Worldwide, humans generate emissions of the greenhouse gas carbon dioxide (CO2) that burdens the atmosphere with 11.5 gigatons of carbon yearly. Approximately 5 gigatons of these emissions collect in the atmosphere, 3.5 gigatons are absorbed by land ecosystem and the remaining 3 gigatons end up in the oceans. Atmospheric oxygen (O2) measurements have proven to be one of the most powerful tools to study the carbon cycle at global scale and to quantify the CO2 sink of terrestrial ecosystems and oceans. At ecosystem level, O2 is closely related to CO2 through photosynthesis and respiration, and is influenced by sources of nitrogen during plant uptake. O2 thus carries valuable information about ecosystem processes that cannot be learned from CO2 alone. However, the potential of O2 measurements at ecosystem level has not been exploited. The major hindrance has been the technical challenges faced to measure atmospheric O2 at ppm level against a background concentration of 21%.
Motivated by the enormous insights gained from O2 measurements at global level, OXYFLUX explored new paths in both measurement techniques and scientific knowledge of terrestrial ecosystems.
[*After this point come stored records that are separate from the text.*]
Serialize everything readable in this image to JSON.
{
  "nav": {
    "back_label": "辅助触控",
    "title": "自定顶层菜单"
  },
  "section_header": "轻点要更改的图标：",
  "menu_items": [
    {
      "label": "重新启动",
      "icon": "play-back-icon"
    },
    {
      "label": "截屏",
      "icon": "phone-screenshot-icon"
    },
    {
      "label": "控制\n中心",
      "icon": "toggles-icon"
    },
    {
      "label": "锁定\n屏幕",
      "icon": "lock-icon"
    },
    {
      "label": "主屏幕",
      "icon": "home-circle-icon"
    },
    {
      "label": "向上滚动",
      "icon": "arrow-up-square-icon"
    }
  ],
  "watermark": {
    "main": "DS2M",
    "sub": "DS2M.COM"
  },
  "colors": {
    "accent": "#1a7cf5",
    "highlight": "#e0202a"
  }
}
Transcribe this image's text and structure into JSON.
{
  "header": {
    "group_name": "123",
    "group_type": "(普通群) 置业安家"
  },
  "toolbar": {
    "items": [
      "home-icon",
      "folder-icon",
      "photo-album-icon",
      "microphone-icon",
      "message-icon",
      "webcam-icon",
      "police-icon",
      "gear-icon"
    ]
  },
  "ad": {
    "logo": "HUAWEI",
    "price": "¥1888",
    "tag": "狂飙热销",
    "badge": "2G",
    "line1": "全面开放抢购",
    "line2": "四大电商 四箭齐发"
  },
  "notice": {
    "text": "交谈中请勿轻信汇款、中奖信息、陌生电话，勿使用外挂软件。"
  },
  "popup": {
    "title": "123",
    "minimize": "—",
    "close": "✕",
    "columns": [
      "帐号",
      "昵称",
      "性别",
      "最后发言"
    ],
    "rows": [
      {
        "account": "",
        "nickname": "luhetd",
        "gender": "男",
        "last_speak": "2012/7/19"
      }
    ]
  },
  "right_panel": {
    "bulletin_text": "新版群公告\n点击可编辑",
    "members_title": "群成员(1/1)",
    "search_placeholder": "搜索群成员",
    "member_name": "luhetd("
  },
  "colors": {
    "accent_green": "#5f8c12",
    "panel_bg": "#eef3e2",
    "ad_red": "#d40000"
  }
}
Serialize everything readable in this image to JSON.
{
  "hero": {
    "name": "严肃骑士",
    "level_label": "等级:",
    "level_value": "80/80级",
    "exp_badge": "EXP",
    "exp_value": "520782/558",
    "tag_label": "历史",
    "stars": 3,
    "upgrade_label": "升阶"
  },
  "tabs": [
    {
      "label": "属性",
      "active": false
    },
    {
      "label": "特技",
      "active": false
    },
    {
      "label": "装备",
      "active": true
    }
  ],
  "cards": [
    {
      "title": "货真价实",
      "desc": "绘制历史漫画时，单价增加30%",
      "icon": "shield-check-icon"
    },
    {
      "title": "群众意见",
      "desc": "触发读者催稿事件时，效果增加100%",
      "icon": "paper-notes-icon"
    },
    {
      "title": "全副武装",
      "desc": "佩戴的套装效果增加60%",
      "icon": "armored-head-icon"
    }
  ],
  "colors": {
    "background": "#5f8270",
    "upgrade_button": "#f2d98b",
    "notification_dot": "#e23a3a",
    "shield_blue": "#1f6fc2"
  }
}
OXYFLUX performed the methodological, experimental and modelling work needed to develop O2 as a new tracer for carbon and nitrogen cycle processes at ecosystem level. Oxyflux aimed at providing the mechanistic understanding for a unique approach to (a) partition CO2 fluxes in e.g. forest ecosystems, (b) improve understanding of the carbon and nitrogen cycle in arable land, and (c) identify the sensitivity of O2 fluxes in terrestrial ecosystems to environmental change and thus helping to constrain global scale CO2 sink partitioning.
Oxyflux was organised in four work packages (WP) addressing different aspects of O2 fluxes in terrestrial ecosystems. WP 1 aimed at quantifying O2 fluxes of ecosystem components (soils, trunks and branches) by designing and building custom-made gas exchange chambers for soils, trunks and branches. WP 2 measured the net O2 and CO2 exchange above forest and agricultural ecosystems using micrometeorological approaches such as eddy covariance. In WP 3, we studied oxidative ratios of organic material across ecosystems globally in order to characterise the long-term O2:CO2 ratio of different ecosystems. WP 4 focussed on modelling and synthesis of atmospheric O2 fluxes and budgets using a multi-layer canopy model and a global land surface model.
A key outcome of Oxyflux was the successful merger of high precision O2 measurement techniques from the atmospheric scientific community with chamber and micrometeorological measurement technique used in the ecological scientific community. At this level of complexity and precisions, our system was unique worldwide. It revealed the complex interplay of O2:CO2 exchange ratios at various spatial and temporal scales and showed the potential to use O2 as a new tracer for the carbon cycle in terrestrial ecosystems.